For what it is worth, my uneducated opinion - if ur house is the end of terrace, and is not currently adjoined to the neighbour house that has built the extension, then it could only ever be a party wall if he has built any part of the wall on what is your land. In this case, if you were to extend you'd need to use the wall he built, and so it would be a shared wall, or a party wall. If none of his wall is on your land then you're going to have to build your own wall. Unless he agress to let you use his wall, in which case it will become a party wall.

That said, I dont really know what I'm talking about, but it seems to make sense!!

I dont see an issue turning two terraces into one single one. Extending your own home improves it, and presumably adds value. Neighbour home would perhaps be devalued a little in that is is going from a semi-d to a terrace.


----------



## mathepac (27 May 2010)

If I understand correctly your neighbour has built into the "gap" between two terraces. Hopefully he owns the land in the "gap" otherwise he has built his extension illegally.
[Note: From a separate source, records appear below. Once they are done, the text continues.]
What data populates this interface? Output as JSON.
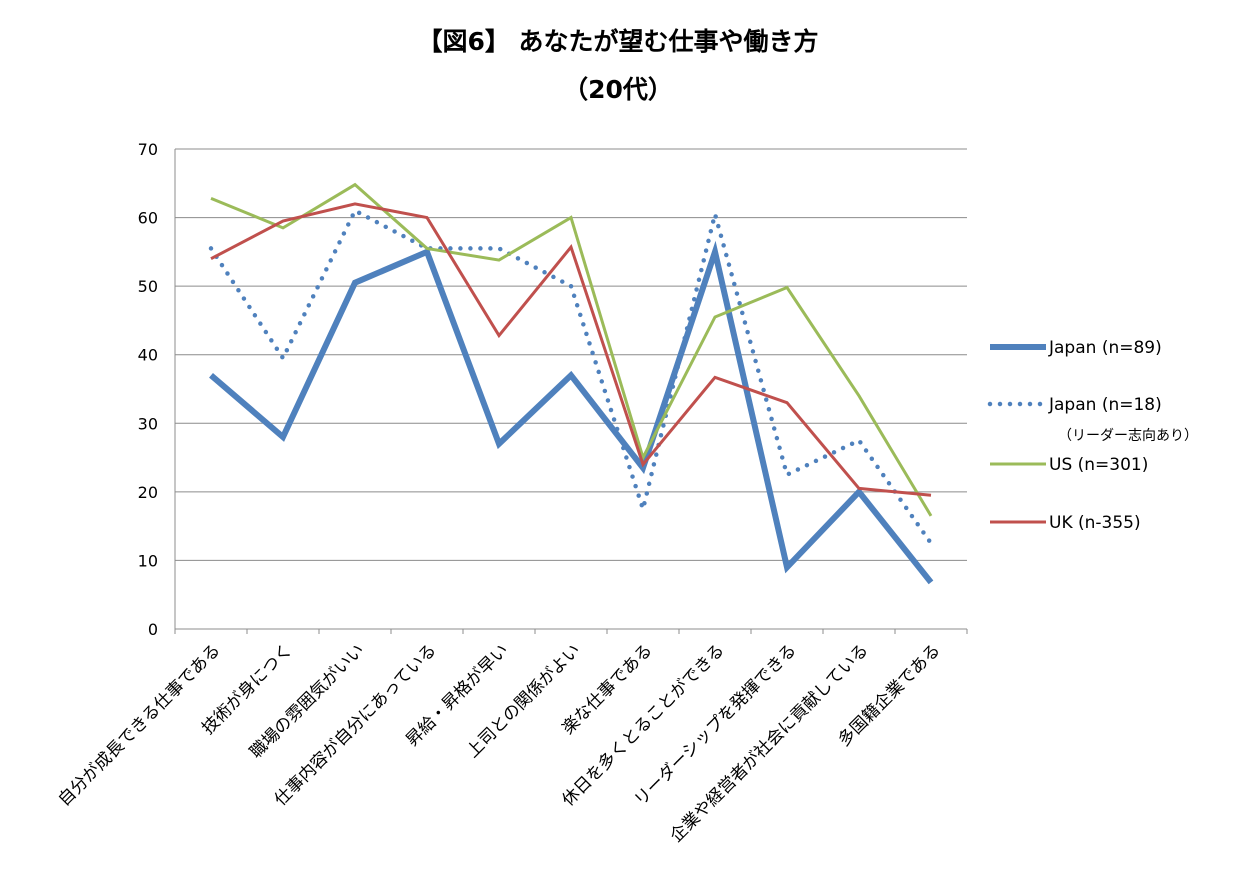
{
  "chart_data": {
    "type": "line",
    "title": "【図6】 あなたが望む仕事や働き方",
    "subtitle": "（20代）",
    "xlabel": "",
    "ylabel": "",
    "ylim": [
      0,
      70
    ],
    "yticks": [
      0,
      10,
      20,
      30,
      40,
      50,
      60,
      70
    ],
    "grid": true,
    "legend_position": "right",
    "categories": [
      "自分が成長できる仕事である",
      "技術が身につく",
      "職場の雰囲気がいい",
      "仕事内容が自分にあっている",
      "昇給・昇格が早い",
      "上司との関係がよい",
      "楽な仕事である",
      "休日を多くとることができる",
      "リーダーシップを発揮できる",
      "企業や経営者が社会に貢献している",
      "多国籍企業である"
    ],
    "series": [
      {
        "name": "Japan (n=89)",
        "note": "",
        "color": "#4F81BD",
        "style": "thick",
        "values": [
          37,
          28,
          50.5,
          55,
          27,
          37,
          23.5,
          55,
          9,
          20,
          6.8
        ]
      },
      {
        "name": "Japan (n=18)",
        "note": "（リーダー志向あり）",
        "color": "#4F81BD",
        "style": "dotted",
        "values": [
          55.5,
          39.5,
          61,
          55.5,
          55.5,
          50,
          17.5,
          60.5,
          22.5,
          27.5,
          12.5
        ]
      },
      {
        "name": "US (n=301)",
        "note": "",
        "color": "#9BBB59",
        "style": "solid",
        "values": [
          62.8,
          58.5,
          64.8,
          55.5,
          53.8,
          60,
          25,
          45.5,
          49.8,
          34,
          16.5
        ]
      },
      {
        "name": "UK (n-355)",
        "note": "",
        "color": "#C0504D",
        "style": "solid",
        "values": [
          54,
          59.5,
          62,
          60,
          42.8,
          55.7,
          24,
          36.7,
          33,
          20.5,
          19.5
        ]
      }
    ]
  }
}
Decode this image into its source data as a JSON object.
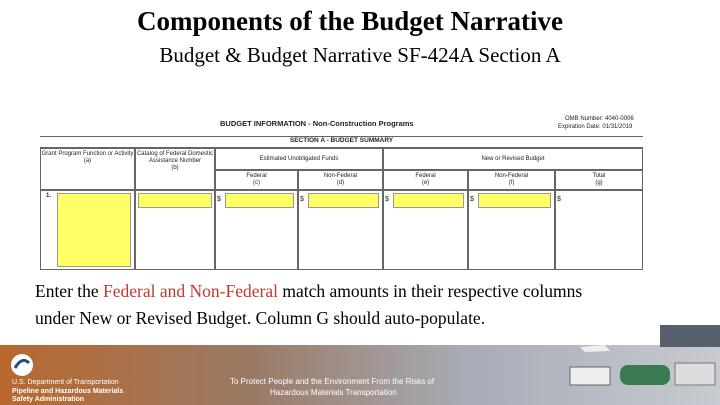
{
  "header": {
    "title": "Components of the Budget Narrative",
    "subtitle": "Budget & Budget Narrative SF-424A Section A"
  },
  "form": {
    "title": "BUDGET INFORMATION - Non-Construction Programs",
    "omb_number": "OMB Number: 4040-0006",
    "expiration": "Expiration Date: 01/31/2019",
    "section": "SECTION A - BUDGET SUMMARY",
    "columns": [
      {
        "label": "Grant Program Function or Activity",
        "code": "(a)"
      },
      {
        "label": "Catalog of Federal Domestic Assistance Number",
        "code": "(b)"
      },
      {
        "label": "Federal",
        "code": "(c)"
      },
      {
        "label": "Non-Federal",
        "code": "(d)"
      },
      {
        "label": "Federal",
        "code": "(e)"
      },
      {
        "label": "Non-Federal",
        "code": "(f)"
      },
      {
        "label": "Total",
        "code": "(g)"
      }
    ],
    "groups": [
      "Estimated Unobligated Funds",
      "New or Revised Budget"
    ],
    "row_label": "1.",
    "currency": "$"
  },
  "body": [
    "Enter the ",
    "Federal and Non-Federal",
    " match amounts in their respective columns",
    "under New or Revised Budget. Column G should auto-populate."
  ],
  "footer": {
    "agency": [
      "U.S. Department of Transportation",
      "Pipeline and Hazardous Materials",
      "Safety Administration"
    ],
    "tagline": [
      "To Protect People and the Environment From the Risks of",
      "Hazardous Materials Transportation"
    ]
  }
}
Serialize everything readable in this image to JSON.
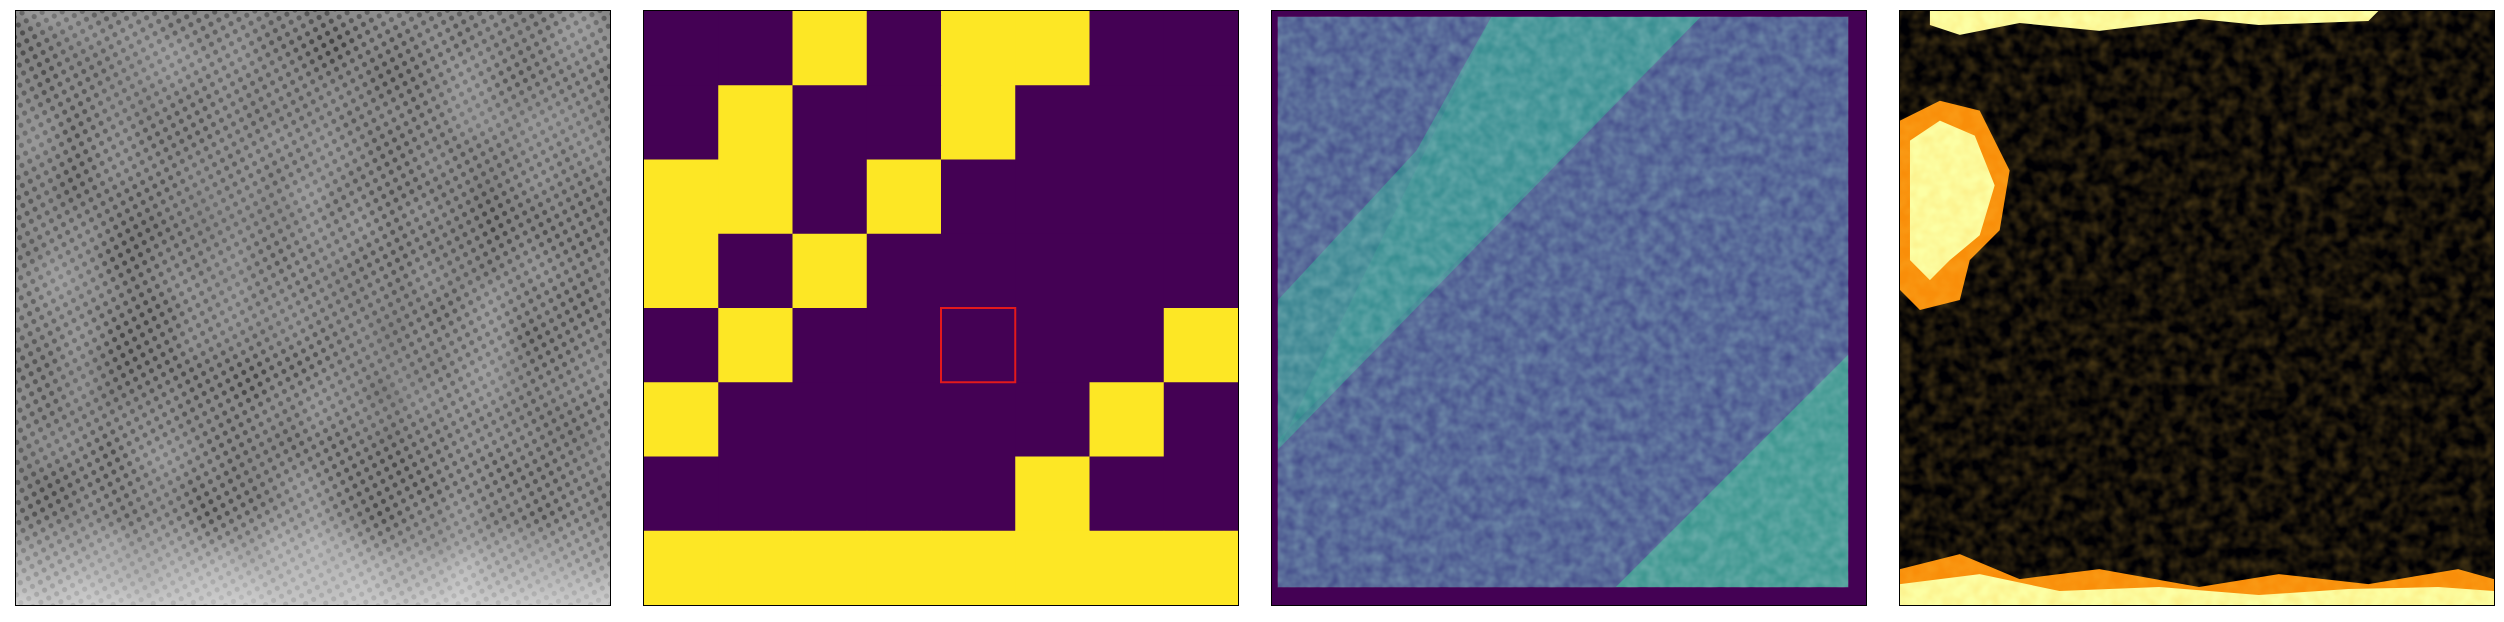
{
  "colors": {
    "viridis_dark": "#440154",
    "viridis_yellow": "#fde725",
    "viridis_teal": "#2a9b8a",
    "viridis_blue": "#3b528b",
    "inferno_black": "#000004",
    "inferno_orange": "#f98e09",
    "inferno_yellow": "#fcffa4",
    "highlight_red": "#e31a1c",
    "border": "#000000",
    "grey_image_base": "#6e6e6e"
  },
  "panels": [
    {
      "name": "grayscale-lattice-image",
      "colormap": "gray"
    },
    {
      "name": "binary-grid-mask",
      "colormap": "viridis"
    },
    {
      "name": "viridis-intensity-map",
      "colormap": "viridis"
    },
    {
      "name": "inferno-intensity-map",
      "colormap": "inferno"
    }
  ],
  "grid_mask": {
    "rows": 8,
    "cols": 8,
    "cells": [
      [
        0,
        0,
        1,
        0,
        1,
        1,
        0,
        0
      ],
      [
        0,
        1,
        0,
        0,
        1,
        0,
        0,
        0
      ],
      [
        1,
        1,
        0,
        1,
        0,
        0,
        0,
        0
      ],
      [
        1,
        0,
        1,
        0,
        0,
        0,
        0,
        0
      ],
      [
        0,
        1,
        0,
        0,
        0,
        0,
        0,
        1
      ],
      [
        1,
        0,
        0,
        0,
        0,
        0,
        1,
        0
      ],
      [
        0,
        0,
        0,
        0,
        0,
        1,
        0,
        0
      ],
      [
        1,
        1,
        1,
        1,
        1,
        1,
        1,
        1
      ]
    ],
    "highlighted_cell": {
      "row": 4,
      "col": 4
    }
  }
}
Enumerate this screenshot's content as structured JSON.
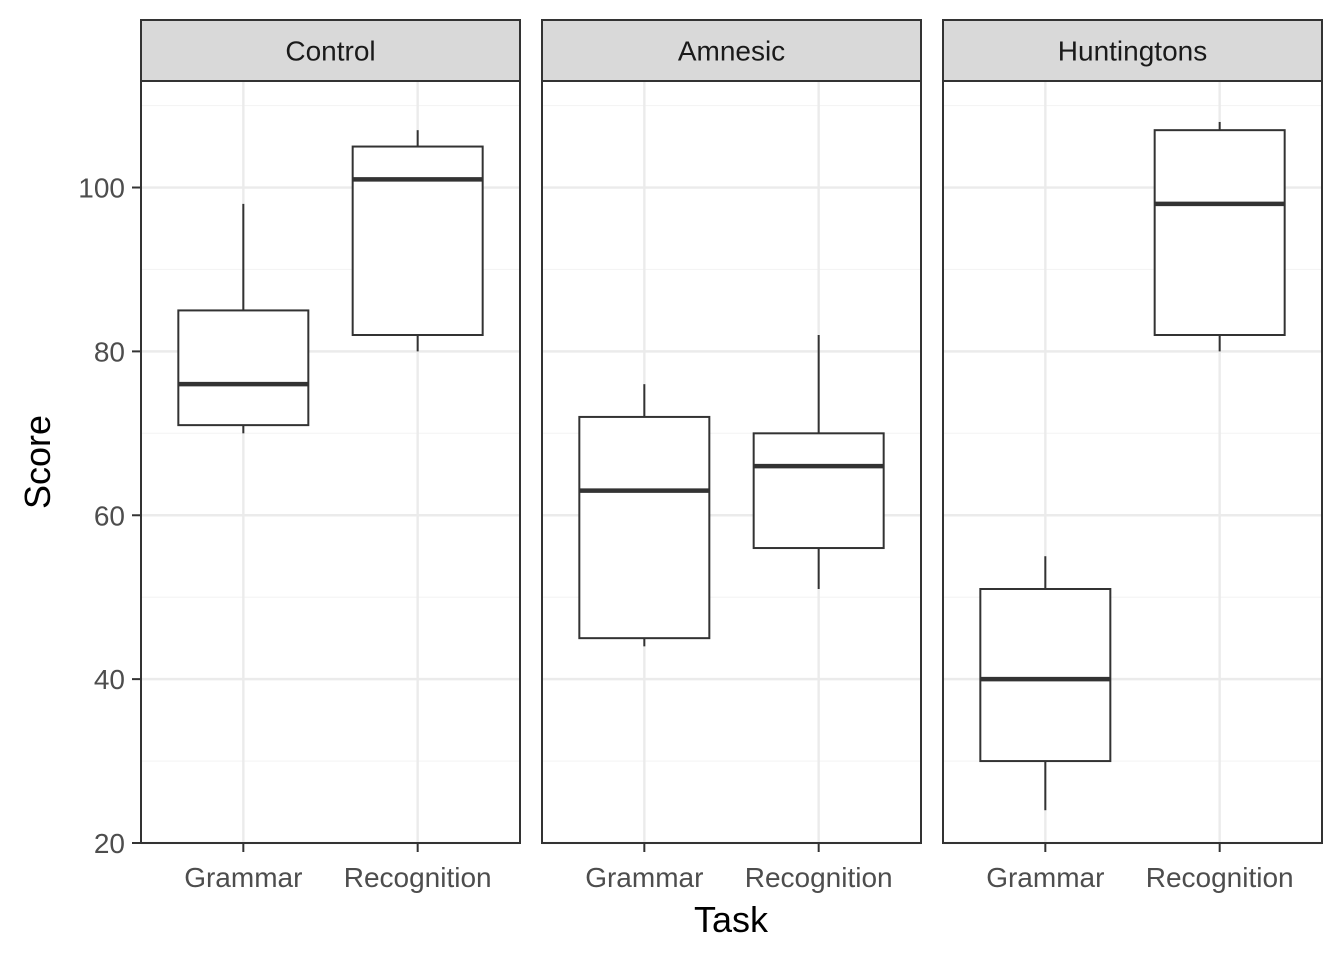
{
  "chart_data": {
    "type": "boxplot",
    "facet_by": "group",
    "panels": [
      {
        "label": "Control",
        "boxes": [
          {
            "category": "Grammar",
            "min": 70,
            "q1": 71,
            "median": 76,
            "q3": 85,
            "max": 98
          },
          {
            "category": "Recognition",
            "min": 80,
            "q1": 82,
            "median": 101,
            "q3": 105,
            "max": 107
          }
        ]
      },
      {
        "label": "Amnesic",
        "boxes": [
          {
            "category": "Grammar",
            "min": 44,
            "q1": 45,
            "median": 63,
            "q3": 72,
            "max": 76
          },
          {
            "category": "Recognition",
            "min": 51,
            "q1": 56,
            "median": 66,
            "q3": 70,
            "max": 82
          }
        ]
      },
      {
        "label": "Huntingtons",
        "boxes": [
          {
            "category": "Grammar",
            "min": 24,
            "q1": 30,
            "median": 40,
            "q3": 51,
            "max": 55
          },
          {
            "category": "Recognition",
            "min": 80,
            "q1": 82,
            "median": 98,
            "q3": 107,
            "max": 108
          }
        ]
      }
    ],
    "categories": [
      "Grammar",
      "Recognition"
    ],
    "xlabel": "Task",
    "ylabel": "Score",
    "yticks": [
      20,
      40,
      60,
      80,
      100
    ],
    "ylim": [
      20,
      113
    ],
    "grid": true,
    "colors": {
      "strip_fill": "#d9d9d9",
      "panel_border": "#333333",
      "grid_major": "#ebebeb",
      "grid_minor": "#f4f4f4",
      "box_line": "#333333",
      "text": "#4d4d4d",
      "title": "#000000"
    }
  }
}
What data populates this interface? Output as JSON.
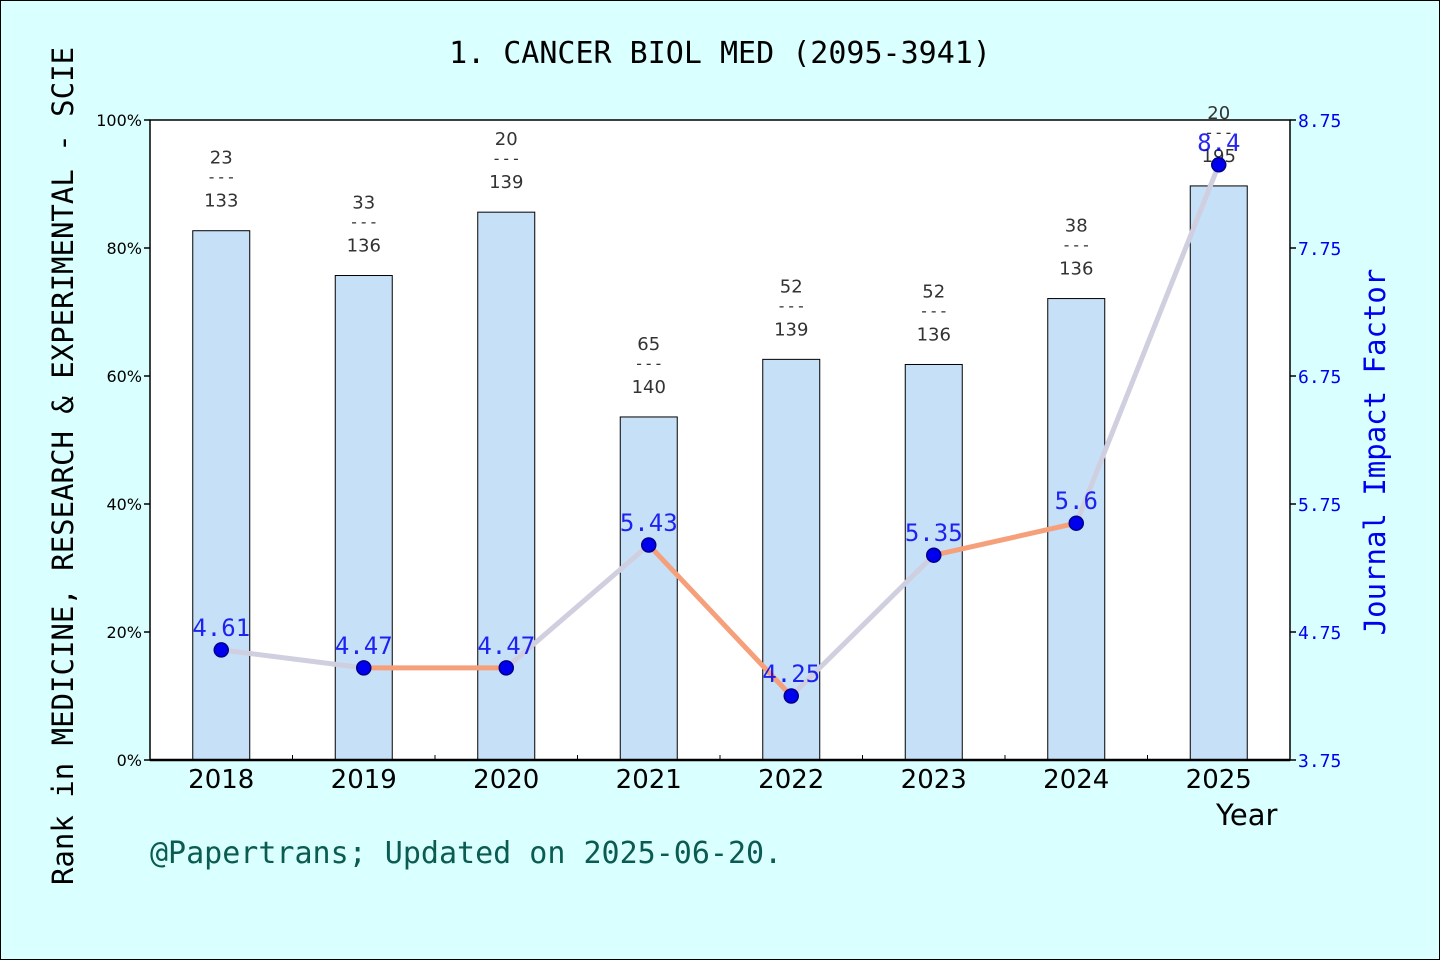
{
  "title": "1. CANCER BIOL MED (2095-3941)",
  "footnote": "@Papertrans; Updated on 2025-06-20.",
  "chart_data": {
    "type": "bar",
    "title": "1. CANCER BIOL MED (2095-3941)",
    "xlabel": "Year",
    "ylabel": "Rank in MEDICINE, RESEARCH & EXPERIMENTAL - SCIE",
    "ylabel_right": "Journal Impact Factor",
    "categories": [
      "2018",
      "2019",
      "2020",
      "2021",
      "2022",
      "2023",
      "2024",
      "2025"
    ],
    "ylim": [
      0,
      100
    ],
    "ylim_right": [
      3.75,
      8.75
    ],
    "yticks": [
      "0%",
      "20%",
      "40%",
      "60%",
      "80%",
      "100%"
    ],
    "yticks_right": [
      "3.75",
      "4.75",
      "5.75",
      "6.75",
      "7.75",
      "8.75"
    ],
    "bars": {
      "values": [
        82.7,
        75.7,
        85.6,
        53.6,
        62.6,
        61.8,
        72.1,
        89.7
      ],
      "rank_labels": [
        {
          "rank": "23",
          "sep": "---",
          "total": "133"
        },
        {
          "rank": "33",
          "sep": "---",
          "total": "136"
        },
        {
          "rank": "20",
          "sep": "---",
          "total": "139"
        },
        {
          "rank": "65",
          "sep": "---",
          "total": "140"
        },
        {
          "rank": "52",
          "sep": "---",
          "total": "139"
        },
        {
          "rank": "52",
          "sep": "---",
          "total": "136"
        },
        {
          "rank": "38",
          "sep": "---",
          "total": "136"
        },
        {
          "rank": "20",
          "sep": "---",
          "total": "195"
        }
      ],
      "color": "#c6e0f8"
    },
    "line": {
      "values": [
        4.61,
        4.47,
        4.47,
        5.43,
        4.25,
        5.35,
        5.6,
        8.4
      ],
      "labels": [
        "4.61",
        "4.47",
        "4.47",
        "5.43",
        "4.25",
        "5.35",
        "5.6",
        "8.4"
      ],
      "color": "#f5a07a",
      "marker_color": "#0000ee"
    },
    "grid": false,
    "legend": "none"
  }
}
If he or someone else owns the land in the "gap" then obviously you can't build there.


----------



## picorette (27 May 2010)

It does not appear that this is a party wall, as it seems from your post that your neighbour has built a wall within his own boundary, whilst a party wall would be erected on the line between the two properties.

However, it would be advisable to come to an agreement with your neighbour if you do construct at first floor level, and this is simply achievable. Planning permission would be required for this extension to the side of your house, and as a part of that your Architect would draw a detail to show how your building would meet your neighbour's.

There is recent legislation regarding party structures - The Land and Conveyancing Law Reform Act 2009 - but it would be used as a last resort.


----------



## BornToRun (27 May 2010)

Thanks for the replies guys,

Let me see if I can explain it a bit better.  Both houses are end of terrace ( I know some people call it semi-d) but technically they are both end of terrace. Both originally had garages which appear to share a wall and nothing above either garage. The neighbour has converted the garage and built a bedroom above his garage and therefore extended the height of the original shared wall. (And incidentally it does appear to go over the boundary by about 6 inches in the direction of the house I am viewing - cheeky bugger!)

I suppose the reason I am asking is that if we had to built another wall beside his wall it would take another foot (at least) off the proposed room! 
The wall he has built on the first floor is definitely on a line between the two properties. (and like I said above a little over the line at the first floor level)


----------



## David_Dublin (27 May 2010)

It's not the first time this kind of thing has happened. You'll end up having to use his wall as a party wall.


----------



## picorette (27 May 2010)

You could think of it as an advantage in that he has already built the other side wall for your future first floor extension. All you have to do is fill in the two ends!

The tricky part is negotiating with him & agreeing construction details, but it should be achievable if you use an Architect with such experience.


----------



## onq (27 May 2010)

Take nothing for granted.

If this is your intention you need to discuss it with the adjoining propertyholder before you buy or be prepared to engage in legal disputes under the Land Conveyancing Law Reform Act 2009.

[broken link removed]

This is a draconian piece of legislation, trundling over the rights of property holders in favour of persons who wish to develop or do things to things on or near the boundary.
Oddly enough it may work in your favour, but there are checks and balances in it for people with money and access to legal representation.
It'll no doubt end up as a nice little earner for some brief still reeling from the loss of his conveyancing income.
But it presents quite a frightening prospect if you are living alone in retirement

Chapter 3 Party Structures refers, Sections 43 to 47 inclusive numbered pages 38 to 41.

Its poor recompense to someone who has grown champion roses or vegetables to see them destroyed by a builder who leaves after six months of noise, nuisance abd disruption having "reinstated the ground" with a paltry handfull of grass seed and some compost - leaving further recompense at the end of a costly court action.

The worst part is where the "building owner" [the developer] can claim money from the [adjoining owner] as follows:

==========================

_*S. 44* (3) The building owner may—
__ (a) claim from the adjoining owner as a contribution to, or
deduct from any reimbursement of, the cost and expenses
of making good such damage under subsection (2)(a), or

(b) deduct from compensation under subsection (2)(b)(ii),
_​_ such sum as will take into account the proportionate use or enjoyment
of the party structure which the adjoining owner makes or, it
is reasonable to assume, is likely to make.

_==========================

Think about it.

A self-builder with a digger can go to court, get an order, make a mess of your prized begonians for six months, build an ugly rationalist boardmarked concrete wall with no capping that will stain badly in a year, but which is part of a development that wins an Award from the RIAI or AAI - and charge you for the privilege!

I ask you!

ONQ.

[broken link removed]

All advice on AAM is remote from the situation and cannot be relied upon                             as a defence or support - in and of itself -        should       legal        action    be      taken.
Competent legal and building professionals should be asked to advise in                             Real Life with rights to inspect and issue      reports    on     the         matters    at      hand.


----------